By Wall Street Journal
Nov. 11, 2021 Anno Domini
Russia’s Vladimir Putin is causing trouble in Europe again, first by massing troops on the border with Ukraine and now with a refugee crisis and energy threats through his ally in Belarus. Western Europe is upset but has itself to blame for being so vulnerable.
Belarus dictator Alexander Lukashenko stole last year’s presidential election and arrested opposition leaders. His increasingly violent crackdown prompted several rounds of European Union sanctions. He has retaliated by facilitating the movement of mostly Middle Eastern migrants to Europe’s borders.
Polish security officials have accused Belarusian forces of helping migrants break through border barriers. They say Belarusian units have pointed their rifles at Polish forces and simulated throwing grenades across the border. Hundreds of migrants tried to break through the Polish border this week, and thousands remain camped nearby. Some have died in the freezing conditions.
Now Mr. Lukashenko is playing the energy supply card. “We are heating Europe, they are still threatening us that they will close the border. And if we shut off natural gas there?” Mr. Lukashenko said Thursday, according to Reuters. “I would recommend that the Polish leadership, Lithuanians and other headless people think before speaking.”
This has the look of a Putin-inspired hybrid political campaign. The intention is to destabilize Poland and its neighbours while generating division within the E.U. So far the strategy has largely backfired. Warsaw’s spat with Brussels over rule-of-law issues is now on the back burner, and Brussels rightly has laid blame for the humanitarian crisis on Belarus. One senior EU official, reversing Brussels’ previous position, has said financing a border wall with Belarus is possible.

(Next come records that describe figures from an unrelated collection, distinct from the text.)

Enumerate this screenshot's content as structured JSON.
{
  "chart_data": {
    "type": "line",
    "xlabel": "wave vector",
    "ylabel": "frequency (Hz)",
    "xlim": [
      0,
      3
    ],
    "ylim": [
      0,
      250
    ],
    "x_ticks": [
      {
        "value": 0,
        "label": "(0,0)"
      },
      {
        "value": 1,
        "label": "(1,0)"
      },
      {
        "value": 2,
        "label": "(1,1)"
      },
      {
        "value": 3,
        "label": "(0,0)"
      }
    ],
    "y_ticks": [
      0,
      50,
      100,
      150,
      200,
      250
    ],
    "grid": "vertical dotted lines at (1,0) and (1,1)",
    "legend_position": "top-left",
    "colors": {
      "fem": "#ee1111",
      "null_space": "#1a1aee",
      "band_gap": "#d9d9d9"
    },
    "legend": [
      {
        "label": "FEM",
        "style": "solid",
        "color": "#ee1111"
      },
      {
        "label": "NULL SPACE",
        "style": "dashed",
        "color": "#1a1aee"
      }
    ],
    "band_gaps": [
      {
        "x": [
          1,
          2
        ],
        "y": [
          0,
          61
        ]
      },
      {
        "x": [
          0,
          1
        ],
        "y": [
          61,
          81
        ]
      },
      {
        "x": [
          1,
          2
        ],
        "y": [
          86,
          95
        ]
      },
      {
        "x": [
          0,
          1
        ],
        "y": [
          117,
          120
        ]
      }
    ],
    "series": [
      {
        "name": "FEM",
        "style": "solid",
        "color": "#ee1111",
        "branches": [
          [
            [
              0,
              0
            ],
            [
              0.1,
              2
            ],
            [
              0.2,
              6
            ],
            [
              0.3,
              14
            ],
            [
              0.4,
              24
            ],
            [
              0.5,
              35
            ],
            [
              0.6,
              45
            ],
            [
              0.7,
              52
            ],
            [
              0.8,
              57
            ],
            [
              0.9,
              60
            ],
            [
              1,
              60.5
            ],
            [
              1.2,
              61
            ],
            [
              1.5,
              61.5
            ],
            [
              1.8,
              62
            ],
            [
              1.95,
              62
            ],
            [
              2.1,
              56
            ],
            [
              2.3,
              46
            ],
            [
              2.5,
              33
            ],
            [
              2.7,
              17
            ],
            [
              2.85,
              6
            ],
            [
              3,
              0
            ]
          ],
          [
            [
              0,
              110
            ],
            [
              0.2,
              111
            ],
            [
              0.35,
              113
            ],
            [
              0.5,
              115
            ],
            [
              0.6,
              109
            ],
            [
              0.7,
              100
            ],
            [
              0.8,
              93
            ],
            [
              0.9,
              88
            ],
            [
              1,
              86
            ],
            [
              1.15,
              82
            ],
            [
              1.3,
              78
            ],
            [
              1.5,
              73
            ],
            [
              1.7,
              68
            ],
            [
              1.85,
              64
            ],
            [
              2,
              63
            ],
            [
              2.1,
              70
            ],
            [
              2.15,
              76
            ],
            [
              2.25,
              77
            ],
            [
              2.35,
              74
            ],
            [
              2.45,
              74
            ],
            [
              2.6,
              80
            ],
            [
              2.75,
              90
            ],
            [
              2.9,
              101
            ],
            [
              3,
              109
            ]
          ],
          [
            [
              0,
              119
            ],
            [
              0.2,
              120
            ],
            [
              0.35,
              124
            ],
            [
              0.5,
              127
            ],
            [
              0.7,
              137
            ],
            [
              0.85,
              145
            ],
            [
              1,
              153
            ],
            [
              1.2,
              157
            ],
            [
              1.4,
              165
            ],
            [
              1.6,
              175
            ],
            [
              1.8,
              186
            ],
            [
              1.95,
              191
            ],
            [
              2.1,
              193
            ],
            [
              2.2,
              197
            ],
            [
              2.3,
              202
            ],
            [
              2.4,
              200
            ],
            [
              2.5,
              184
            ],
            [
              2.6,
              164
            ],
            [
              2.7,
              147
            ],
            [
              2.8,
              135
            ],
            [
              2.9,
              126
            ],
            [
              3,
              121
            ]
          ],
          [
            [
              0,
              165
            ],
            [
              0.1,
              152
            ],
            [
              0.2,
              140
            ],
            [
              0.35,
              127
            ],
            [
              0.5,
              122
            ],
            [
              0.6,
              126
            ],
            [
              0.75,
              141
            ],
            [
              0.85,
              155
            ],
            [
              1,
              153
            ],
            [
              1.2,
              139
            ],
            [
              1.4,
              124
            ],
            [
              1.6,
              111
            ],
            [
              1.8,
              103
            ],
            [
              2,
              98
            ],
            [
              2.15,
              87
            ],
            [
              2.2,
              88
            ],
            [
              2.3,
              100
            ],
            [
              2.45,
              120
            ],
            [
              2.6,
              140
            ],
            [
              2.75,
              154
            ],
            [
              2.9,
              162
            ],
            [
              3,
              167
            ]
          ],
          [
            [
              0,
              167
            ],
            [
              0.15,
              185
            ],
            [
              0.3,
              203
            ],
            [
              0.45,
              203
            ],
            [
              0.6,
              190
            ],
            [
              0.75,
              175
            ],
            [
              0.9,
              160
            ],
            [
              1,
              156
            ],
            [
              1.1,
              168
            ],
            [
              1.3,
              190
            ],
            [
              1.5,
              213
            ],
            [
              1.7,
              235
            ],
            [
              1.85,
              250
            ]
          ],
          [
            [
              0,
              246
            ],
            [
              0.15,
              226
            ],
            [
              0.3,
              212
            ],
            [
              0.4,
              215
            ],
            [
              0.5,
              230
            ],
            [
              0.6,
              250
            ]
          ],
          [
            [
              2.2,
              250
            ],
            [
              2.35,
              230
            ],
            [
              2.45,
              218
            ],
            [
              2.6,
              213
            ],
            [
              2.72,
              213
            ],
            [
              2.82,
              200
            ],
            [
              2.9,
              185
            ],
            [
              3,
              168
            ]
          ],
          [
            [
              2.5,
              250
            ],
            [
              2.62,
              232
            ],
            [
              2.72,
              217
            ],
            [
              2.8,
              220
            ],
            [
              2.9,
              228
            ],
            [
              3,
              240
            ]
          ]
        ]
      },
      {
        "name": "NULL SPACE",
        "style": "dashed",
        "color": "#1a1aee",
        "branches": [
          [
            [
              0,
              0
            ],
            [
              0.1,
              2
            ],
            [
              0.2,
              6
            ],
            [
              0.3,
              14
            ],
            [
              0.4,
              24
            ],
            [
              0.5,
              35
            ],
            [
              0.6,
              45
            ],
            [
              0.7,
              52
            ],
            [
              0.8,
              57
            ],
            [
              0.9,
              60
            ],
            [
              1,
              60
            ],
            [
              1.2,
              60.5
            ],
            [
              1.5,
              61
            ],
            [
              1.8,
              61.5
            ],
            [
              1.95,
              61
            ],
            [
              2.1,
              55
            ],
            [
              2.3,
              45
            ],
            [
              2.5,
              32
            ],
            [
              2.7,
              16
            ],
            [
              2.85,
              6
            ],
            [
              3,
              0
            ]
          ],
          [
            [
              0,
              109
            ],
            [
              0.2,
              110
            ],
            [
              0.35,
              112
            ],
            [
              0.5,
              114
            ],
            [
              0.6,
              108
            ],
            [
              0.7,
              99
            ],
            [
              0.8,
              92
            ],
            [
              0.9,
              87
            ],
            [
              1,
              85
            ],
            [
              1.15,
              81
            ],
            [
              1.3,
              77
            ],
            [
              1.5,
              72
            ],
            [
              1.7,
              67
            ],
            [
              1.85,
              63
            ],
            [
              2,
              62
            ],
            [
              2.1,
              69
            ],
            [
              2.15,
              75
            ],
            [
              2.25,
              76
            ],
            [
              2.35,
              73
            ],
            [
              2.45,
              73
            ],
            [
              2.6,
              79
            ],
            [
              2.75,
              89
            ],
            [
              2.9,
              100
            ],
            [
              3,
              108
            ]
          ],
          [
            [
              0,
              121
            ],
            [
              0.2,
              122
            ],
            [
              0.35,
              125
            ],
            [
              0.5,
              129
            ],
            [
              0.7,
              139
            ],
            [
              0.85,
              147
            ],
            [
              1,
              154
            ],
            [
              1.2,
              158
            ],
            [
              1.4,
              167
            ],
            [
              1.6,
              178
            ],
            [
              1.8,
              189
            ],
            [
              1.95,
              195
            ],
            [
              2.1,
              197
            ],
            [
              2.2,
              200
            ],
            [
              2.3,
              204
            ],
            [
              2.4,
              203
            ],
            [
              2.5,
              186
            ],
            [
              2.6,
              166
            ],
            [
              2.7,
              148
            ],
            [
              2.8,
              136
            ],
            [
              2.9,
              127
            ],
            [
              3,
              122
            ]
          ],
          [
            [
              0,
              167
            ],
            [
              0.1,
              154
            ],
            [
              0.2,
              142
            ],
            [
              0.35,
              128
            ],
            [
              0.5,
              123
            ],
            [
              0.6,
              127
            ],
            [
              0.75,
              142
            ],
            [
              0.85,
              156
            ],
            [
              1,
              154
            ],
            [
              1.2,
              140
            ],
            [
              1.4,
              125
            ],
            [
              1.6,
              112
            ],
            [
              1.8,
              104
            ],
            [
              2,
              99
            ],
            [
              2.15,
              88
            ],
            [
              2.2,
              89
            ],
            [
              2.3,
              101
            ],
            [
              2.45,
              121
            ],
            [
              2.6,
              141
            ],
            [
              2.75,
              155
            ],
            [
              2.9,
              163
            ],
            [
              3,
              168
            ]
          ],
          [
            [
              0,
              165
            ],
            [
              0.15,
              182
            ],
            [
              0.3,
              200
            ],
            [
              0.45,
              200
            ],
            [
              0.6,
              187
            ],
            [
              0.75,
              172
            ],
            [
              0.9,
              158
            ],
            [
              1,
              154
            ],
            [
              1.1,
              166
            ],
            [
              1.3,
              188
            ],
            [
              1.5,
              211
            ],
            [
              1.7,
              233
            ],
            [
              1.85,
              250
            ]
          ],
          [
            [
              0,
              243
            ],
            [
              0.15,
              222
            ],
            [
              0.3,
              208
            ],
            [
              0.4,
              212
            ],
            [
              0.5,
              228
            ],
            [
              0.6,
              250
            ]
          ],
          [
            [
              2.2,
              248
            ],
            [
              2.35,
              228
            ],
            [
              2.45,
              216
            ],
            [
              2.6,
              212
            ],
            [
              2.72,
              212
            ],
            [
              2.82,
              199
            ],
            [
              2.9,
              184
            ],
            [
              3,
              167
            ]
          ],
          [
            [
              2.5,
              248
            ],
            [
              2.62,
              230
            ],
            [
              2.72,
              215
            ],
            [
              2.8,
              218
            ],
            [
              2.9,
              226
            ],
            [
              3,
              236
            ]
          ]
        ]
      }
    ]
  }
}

Russia is controlling the marionette here. Mr. Lukashenko once played Russia and the West off each other, but since the popular protests against him he has thrown in completely with Moscow. Mr. Putin is taking advantage, flying Russian strategic bombers over Belarusian airspace this week. The Kremlin has called on Europe to pay Minsk to halt the migrants while blaming Western intervention in the Middle East for the chaos. This trolling is Mr. Putin’s specialty: Create or encourage a crisis, blame the victim, and demand concessions to resolve the issue.
The larger strategic context is that Mr. Putin and his crony believe they can act with relative impunity because Europe is desperate for Russian gas amid an energy crunch. European leaders—especially lame duck German Chancellor Angela Merkel and French President Emmanuel Macron—cling to the illusion that talking to Russia will improve ties. Mr. Putin told Ms. Merkel in a phone call this week that Europe would have to negotiate directly with Minsk—giving a pariah state the legitimacy it craves.
The best near-term approach is to impose harsher sanctions on items like potash exports and to pressure Middle Eastern countries to halt flights into Minsk. In the long run, Europe will have to lessen its dependence on Russian energy. Killing the Nord Stream 2 pipeline would be an important start, if anyone has the nerve.